In mid-May I got an E-Mail forwarded by my supervisor with the subject “student voor vaartocht” – and even though my Dutch skills are rather limited I immediately knew that this was my big chance to go on a research cruise within my PhD. Coming from theoretical physics, I had only a slight idea about observational oceanography if any, so it was clear that I could benefit a lot from such an experience. Some E-Mails and one and a half months later I stood in Reykjavik at the pier, ready to board the American research vessel Neil Armstrong to discover the subpolar North Atlantic within the OSNAP (Overturning in the Subpolar North Atlantic Program) project.
On board were three research groups from the U.K. (SAMS), US (RSMAS) and the Netherlands (NIOZ) and the crew, together more than 40 people. Thanks to the collaboration of IMAU with NIOZ I could join this one-month long journey as part of the NIOZ team. The main goal of the cruise was the recovery and re-deployment of 19 moorings, as well as taking around 100 CTD (Conductivity, Temperature, Depth) profiles across the Iceland Basin and Irminger Sea.
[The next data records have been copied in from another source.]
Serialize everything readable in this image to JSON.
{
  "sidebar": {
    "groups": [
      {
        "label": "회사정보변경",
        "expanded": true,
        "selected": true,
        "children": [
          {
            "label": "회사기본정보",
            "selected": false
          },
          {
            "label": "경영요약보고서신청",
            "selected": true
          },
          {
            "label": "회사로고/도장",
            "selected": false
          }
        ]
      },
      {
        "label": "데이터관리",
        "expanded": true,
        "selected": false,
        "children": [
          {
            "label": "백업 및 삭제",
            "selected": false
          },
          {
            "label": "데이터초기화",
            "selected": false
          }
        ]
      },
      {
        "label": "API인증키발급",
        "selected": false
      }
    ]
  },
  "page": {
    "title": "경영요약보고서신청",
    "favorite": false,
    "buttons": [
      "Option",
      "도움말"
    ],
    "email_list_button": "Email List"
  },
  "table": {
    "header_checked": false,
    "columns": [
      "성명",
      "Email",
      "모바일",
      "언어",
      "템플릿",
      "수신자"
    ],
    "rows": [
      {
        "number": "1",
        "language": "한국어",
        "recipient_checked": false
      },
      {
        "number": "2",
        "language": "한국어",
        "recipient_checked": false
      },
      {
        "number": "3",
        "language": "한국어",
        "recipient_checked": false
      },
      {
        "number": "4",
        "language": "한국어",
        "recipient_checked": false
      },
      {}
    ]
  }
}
Equipped with all kinds of sensors, the moorings were deployed there two years ago and continuously measured temperature, salinity, current speed and pressure along the water column.
Being prepared for the hardship of ship life – admittedly possibly influenced by Jack London’s “The Sea Wolf” which I was reading on the plane – I was surprised that life on the ship was quite comfortable and, above all, filled with all kinds of meals during the day, most prominently the “cheese-thirty” event at half two pm and the infinite stock of ice cream aboard. If I think back, perhaps only the ship-coffee matched my expectations.